I’m watching a panel about media and democracy at Shorenstein that’s calmer and more thoughtful than those yesterday. The moderator, the Kennedy School’s Thomas Patterson, starts with something we’ve heard a lot: “fragmentation.” I’ve long argued that that is a word big-media people use to lament their loss of audience and power; we, the audience, call it choice. Bill Kovach of the Committee for Concerned Journalists says that this is a fundamental change in media but it is also an opportunity to bring together sources and information and discussion for people. Hendrik Hertzberg — who frets, as many in these gatherings do, about where reporting comes from, says nonetheless that fragmention is another word for democracy. Amen.
Nik Gowing, anchor of BBC World, says that timing is the issue today as news becomes live and constant. In that environment, when stories and the facts that feed them change, he asks, “when do you put the guilloutine down for deciding whether facts are accurate or not? . . . What is accurate and what is truth? Truth evolves.” Amen, again. Gowing talks about 7/7 news and says that in the hours right after the event, the BBC got 30,000 email contributions, 3,000 SMS messages, 1,000 photos, and 20 videos. He also talks about how the public now knows more than governments, or a least knows it more quickly. He now asks what is media when every one of hundreds of millions of Chinese who now have cell phones that enable them to share what they witness is now “a member of the media.” Gowing also says — in context of a discussion about British General Dannatt’s “outburst” against the war — that British soldiers are now videoing their own battles in Iraq to make sure that their real situation is known back home; “they have taken it upon themselves to be members of the media.”
Kathleen Hall Jamieson of Penn’s Annenberg reports on a survey they conducted that illuminates the fragmention argument of the echo chamber: They found that people who watch Fox News are more likely to watch presidential debates; they believe that means that exposure to one side in politics still drives interest in the debate.
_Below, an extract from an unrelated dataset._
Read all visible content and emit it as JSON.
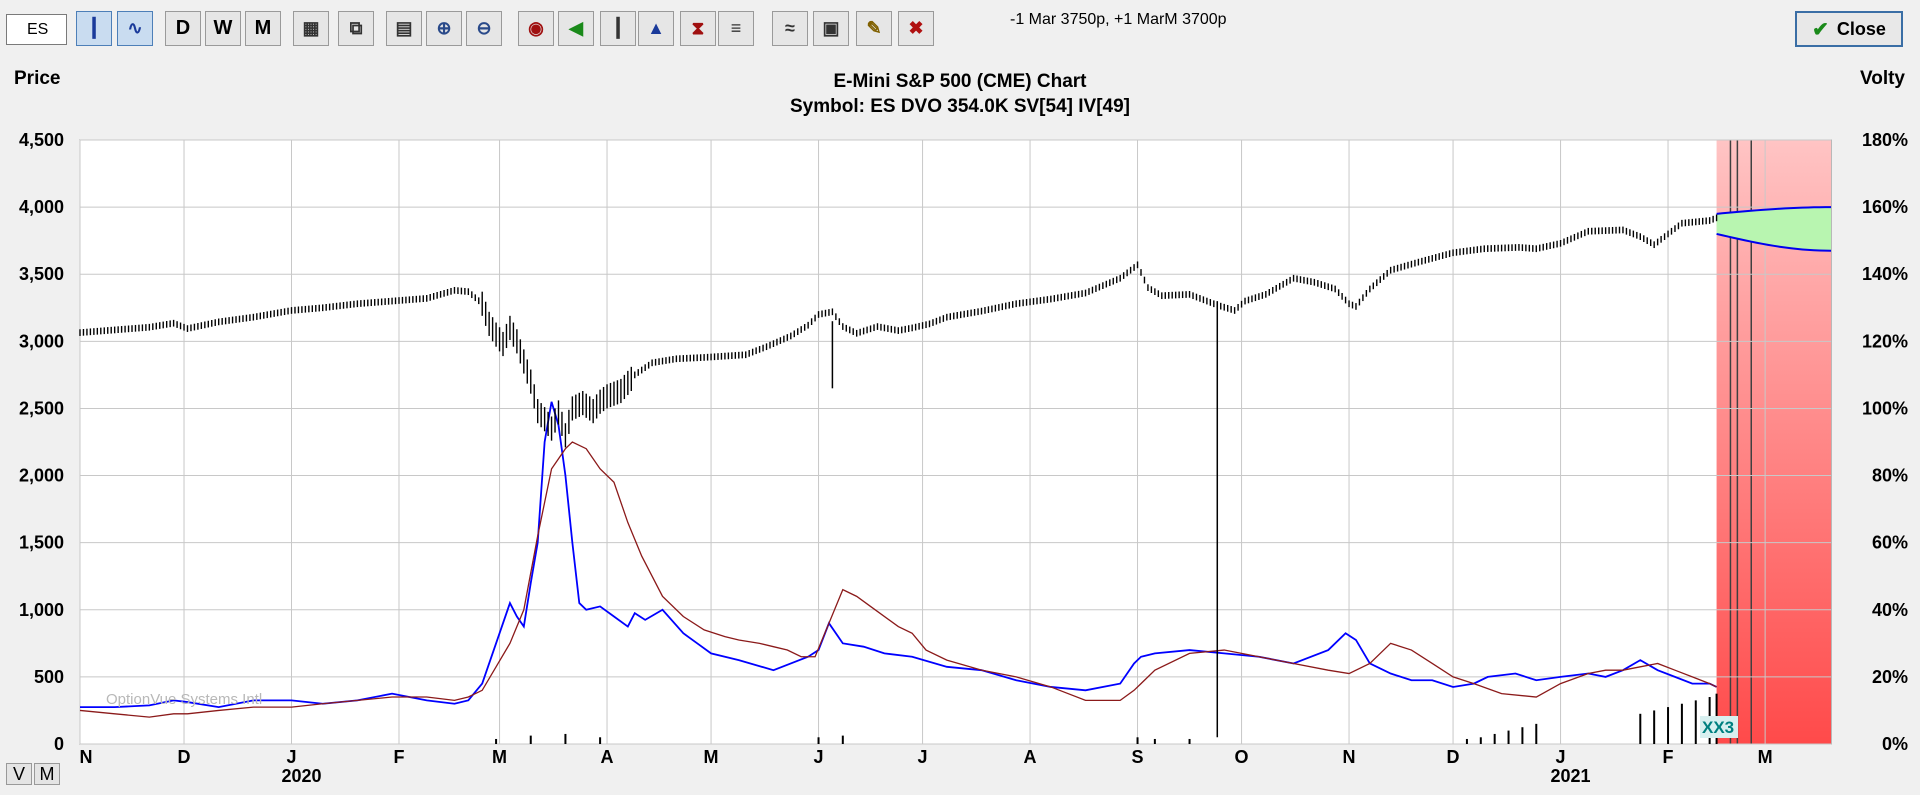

Kovach tells a tale of one election — he does not say where — that has descended into rabid mudslinging. But the local paper looked into and profiled both candidates and found them both to be qualified, caring, decent. Political consultants told the paper that the real goal of the mudslinging was to depress voter turnout. I’m not sure I understand the logic. In any case, Kovach said the paper saw it as its goal to reveal that to the public and to ask whether that is their reaction to the mud. Jamieson adds that news concentrates on attacks not advocacy in their coverage and give the perception that Congress is at war. Hertzberg says that in the vast majority of elections, voting is pointless because most seats are safe. Thus, he says, “grassroots politics really doesn’t pay” – that is, getting more votes for the losing side really gets you nowhere. He says that the real goal of attacks ads is not to depress turnout “but to depress the other guy’s turnout more than your own; it’s a zero-sum game.”
Mark McKinnon, chief media advisor to Bush and a lecturer here, says politics is no coarser than it was 100 years ago. Jamieson says that conflict helps differentiate the candidates; conflict is not bad but illegitmate conflict is bad. MacKinnon says that truth tests on political ads has been ” healthy development.” (MacKinnon, by the way, also says that he anticipates an explosion of campaign video — by anyone — on YouTube. He also knows that more and more people will use video to cover campaigns.)
Jamieson says that the media story on politics is not all bad. Newspaper readership correlates very positively to good political knowledge. That’s because papers have more space. The internet has that space, too, she says, and she sees that as a very hopeful sign.
Jamieson says that she likes the term “citizen journalist” because it stars with the assumption that you are a citizen at a time when we are concerned with making more people act as citizens. (I still recanted its use.) Gowing says the BBC does not use “citizen journalist” but instead talks about “user generated” because they believe their must be a line between gathering and editing.